地の文メインの進行。相当に読ませるテキストで、出だしから一気に引き込まれる。背景とBGMのチョイスも素晴らしく、会話パートの出来も今までプレイしたシナリオの中で最高級。デキる冒険者的な雰囲気を醸し出すシリアスな台詞回しなので、そういうイメージのパーティで始めるのがいいだろう。
目的に対する時間制限が設けられており、何か行動を起こすたびに時間が経過するシステムが斬新。調査メッセージはマップ1枚ごとに違うものが用意されていて、「特に何も無いようだ」というような、面白味のないメッセージは一つもない。自由度も高く、重要な場面では必ず選択肢が現れる。何と丁寧に作られているシナリオなのだろう。感激モノだ。

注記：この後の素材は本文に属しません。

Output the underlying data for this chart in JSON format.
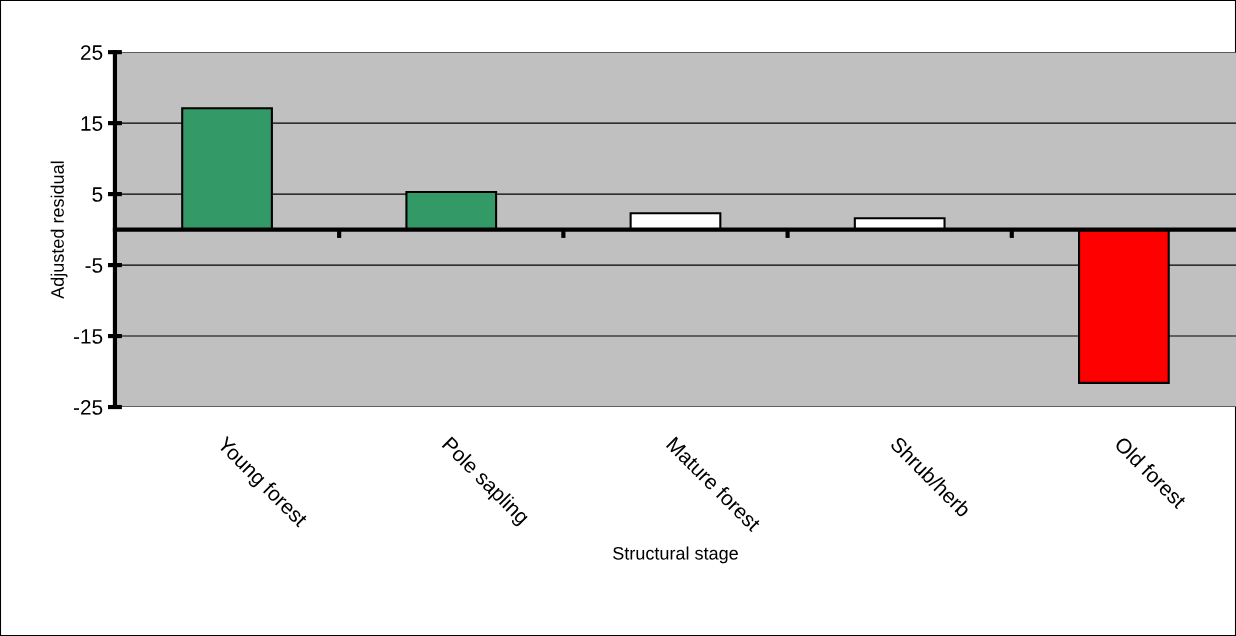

シナリオ後半、PCがこの世界の常識であるかのように語り出す「黒魔道」とやらの薀蓄はかなり押し付けがましい。これをやるのがNPCなら許せたのだが……。唯一、この点だけが残念だった。裏を返せば、これ以外は最高だった。寝る前にサクッとプレイするシナリオとして相応しいかどうかは微妙だが、かなりの良作であることは間違いない。